France seeks to set Algerian remembrance date

26 Oct, 2012

France made a new attempt on Thursday to fix an annual day of remembrance for those who died in the 1954-62 Algerian war and independence struggles in Morocco and Tunisia that ended more than a century of French colonial rule. The Socialist-controlled Senate postponed to November 20 a vote on a bill setting the memorial date after a debate with right-wing opponents of the measure overran the allotted time.
The bill, which had gathered dust for 10 years, is expected to be approved next month. That could mark another step towards warmer relations with Algiers as Paris seeks its backing for an African-led military intervention against Islamist militants in northern Mali. Although the motion's main aim is to settle a spat over the most appropriate date to remember hundreds of thousands of dead on both sides, it may also be read as a gesture of reconciliation before a planned visit by President Francois Hollande to Algiers in December.

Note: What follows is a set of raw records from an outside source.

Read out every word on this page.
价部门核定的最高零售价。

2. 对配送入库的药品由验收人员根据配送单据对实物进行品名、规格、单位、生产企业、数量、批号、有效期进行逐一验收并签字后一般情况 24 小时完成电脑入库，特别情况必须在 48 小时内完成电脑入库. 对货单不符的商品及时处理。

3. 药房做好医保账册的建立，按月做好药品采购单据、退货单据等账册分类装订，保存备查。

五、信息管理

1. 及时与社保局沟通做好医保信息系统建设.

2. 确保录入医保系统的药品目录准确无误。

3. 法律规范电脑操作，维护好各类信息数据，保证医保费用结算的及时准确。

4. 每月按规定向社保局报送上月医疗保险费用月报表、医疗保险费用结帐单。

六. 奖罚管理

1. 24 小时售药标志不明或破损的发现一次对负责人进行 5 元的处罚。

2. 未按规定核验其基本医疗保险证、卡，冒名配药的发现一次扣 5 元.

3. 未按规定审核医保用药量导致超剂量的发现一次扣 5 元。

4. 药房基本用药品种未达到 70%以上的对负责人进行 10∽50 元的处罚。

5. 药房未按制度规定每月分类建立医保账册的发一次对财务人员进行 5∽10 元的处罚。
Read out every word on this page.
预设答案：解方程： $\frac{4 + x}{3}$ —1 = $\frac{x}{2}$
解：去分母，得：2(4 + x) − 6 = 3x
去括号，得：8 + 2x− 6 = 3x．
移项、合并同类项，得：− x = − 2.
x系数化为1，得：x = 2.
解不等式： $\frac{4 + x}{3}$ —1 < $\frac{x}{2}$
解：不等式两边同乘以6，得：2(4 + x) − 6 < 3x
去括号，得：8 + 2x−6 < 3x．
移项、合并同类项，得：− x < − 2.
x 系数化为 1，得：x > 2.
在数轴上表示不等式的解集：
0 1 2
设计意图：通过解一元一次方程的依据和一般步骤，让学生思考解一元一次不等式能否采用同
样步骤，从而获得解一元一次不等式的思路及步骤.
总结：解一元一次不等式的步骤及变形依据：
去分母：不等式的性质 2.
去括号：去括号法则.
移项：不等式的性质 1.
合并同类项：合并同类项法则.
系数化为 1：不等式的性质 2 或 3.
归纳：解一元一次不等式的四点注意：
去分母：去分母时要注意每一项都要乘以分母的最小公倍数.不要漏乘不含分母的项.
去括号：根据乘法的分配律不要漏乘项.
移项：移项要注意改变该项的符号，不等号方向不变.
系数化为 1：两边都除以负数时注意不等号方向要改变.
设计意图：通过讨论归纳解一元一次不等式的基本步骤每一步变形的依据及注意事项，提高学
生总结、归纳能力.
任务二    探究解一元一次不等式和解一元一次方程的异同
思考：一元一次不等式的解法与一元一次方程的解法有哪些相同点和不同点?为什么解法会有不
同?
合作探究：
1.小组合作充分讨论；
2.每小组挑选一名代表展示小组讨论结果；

"It is of the utmost importance for us. We've been fighting for this for 50 years," said Guy Darmanin, head of a federation of war veterans who fought in Algeria, Tunisia and Morocco. "Inside France it may be controversial, but as far as relations with Algeria go, it should only improve them." A draft law to mark the March 19, 1962 cease-fire as a day of remembrance was approved in the National Assembly in 2002 but then set aside after opponents, mainly on the right, said it would stir old hatreds and insult colonials who had to flee. A decade on, 50 years after the war in Algeria ended and with the left now in power in France, Socialist senators dug up the bill and submitted it for a vote in the upper house.
The Socialists have had a majority in the Senate since late last year and a vote in favour will take the proposal into law, given backing from the lower house 10 years ago. Opponents have suggested alternative dates in October or December to mark the end of the Algerian war to allow for the fact that months of bloodshed followed the March 19 peace accord signed in the French town of Evian.